No “Risk Premiums” Even With Advent of “Full Indemnity” Costs

In Reaume v. Unifund Assurance, Justice Edward R. Browne was asked to consider the issue of “risk premiums” in an award of costs. Regular readers will recall that the Supreme Court of Canada said, in Ritchie v. Walker, that risk premiums could not be awarded under the regime of costs then existing in Ontario. Subsequently, Rule 57.01(4) of the Rules of Civil Procedure was amended to permit a court to order costs on a “full indemnity” basis. Mr. Justice Denis J. Power held, in Ward v. ManuLife, that risk premiums can now be awarded.

(ManuLife’s appeal of Justice Power’s ruling in Ward was argued over two days in the Court of Appeal a couple of weeks ago. Costs was only one small part of the appeal, but presumably, we will hear from the Court of Appeal on this subject in due course.)

Justice Browne came to a different conclusion than had Power J.; he held that risk premiums are still unavailable, even under the “full indemnity” regime.

The action was one arising out of a motor vehicle accident, in which there had been a fatality and some serious injuries. None of the survivors could remember how the accident had occurred and there were no witnesses. A police officer who had undertaken an accident reconstruction concluded that impact had been in the westbound lane; another officer later expressed an opinion, that the collision had taken place in the eastbound lane. Justice Browne acknowledged that the case was a very risky one for plaintiffs’ counsel, as the plaintiffs were impecunious and the case “was close to proving that a ghost unidentified vehicle driven negligently was not a ghost at all”. He said, the “the risk of proving the case was enormous. The importance of the issue was very close to that of a ‘winner take all’.”

At trial, the jury found that the accident had been caused by an unidentified vehicle, with a small amount of contributory negligence on the part of the plaintiff. The judgment was for $765,000 (although in several places in the reasons, Justice Browne refers to the judgment having been for $675,000).

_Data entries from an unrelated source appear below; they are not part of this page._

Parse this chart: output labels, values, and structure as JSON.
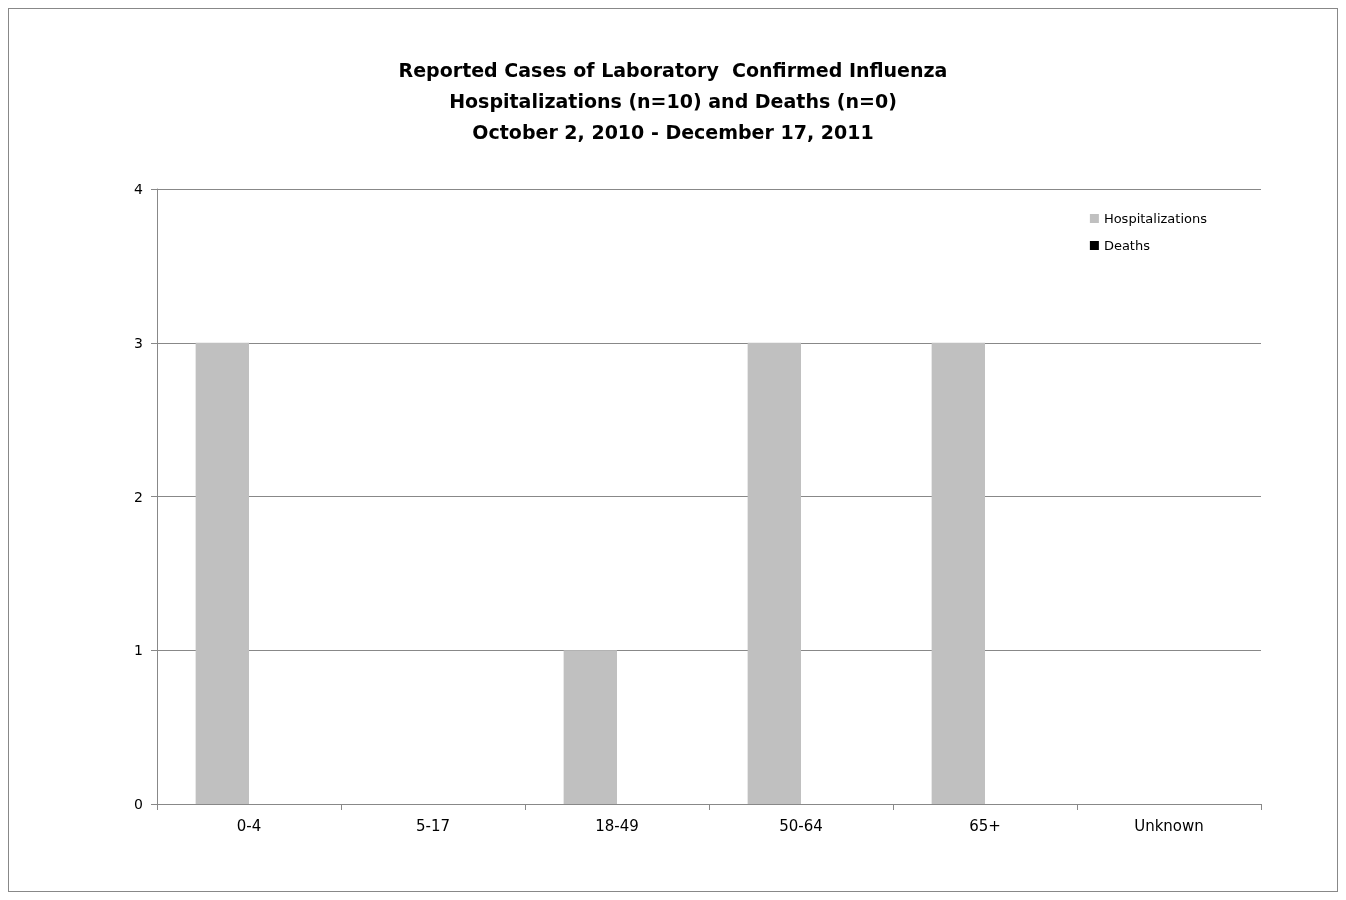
{
  "chart_data": {
    "type": "bar",
    "title": "Reported Cases of Laboratory  Confirmed Influenza\nHospitalizations (n=10) and Deaths (n=0)\nOctober 2, 2010 - December 17, 2011",
    "categories": [
      "0-4",
      "5-17",
      "18-49",
      "50-64",
      "65+",
      "Unknown"
    ],
    "series": [
      {
        "name": "Hospitalizations",
        "color": "#c0c0c0",
        "values": [
          3,
          0,
          1,
          3,
          3,
          0
        ]
      },
      {
        "name": "Deaths",
        "color": "#000000",
        "values": [
          0,
          0,
          0,
          0,
          0,
          0
        ]
      }
    ],
    "ylim": [
      0,
      4
    ],
    "yticks": [
      0,
      1,
      2,
      3,
      4
    ],
    "grid": "y",
    "legend": "top right"
  }
}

Prior to trial, the plaintiffs had offered to settle for $600,000. Because they had beaten their offer, the plaintiffs sought costs on a full indemnity basis, totalling more than $675,000.

Justice Browne rejected this submission. He felt that it would be unreasonable to award costs in an amount exceeding that of the judgment (although, as noted above, there seems to have been some confusion about just what the amount of the judgment was). Instead, he awarded partial indemnity costs, reduced by 15 percent, to the date of the offer and substantial indemnity costs thereafter.

On the issue of risk premium, His Honour considered himself bound by Ritchie v. Walker, notwithstanding the amendments to Rule 57:

In an overview, the result of a claim against an unsuccessful defendant for a risk premium for financial risk is, in effect, a separate head of damages as opposed to costs which an unsuccessful defendant would reasonably be expected to pay. I agree with and regard Walker v. Ritchie, as binding notwithstanding the recent changes to the Ontario scheme as in the Rules of Practice quoted. In the result, there will be no premium allowed or no special award made.

Unfortunately, no reference was made to Justice Power’s reasons in Ward.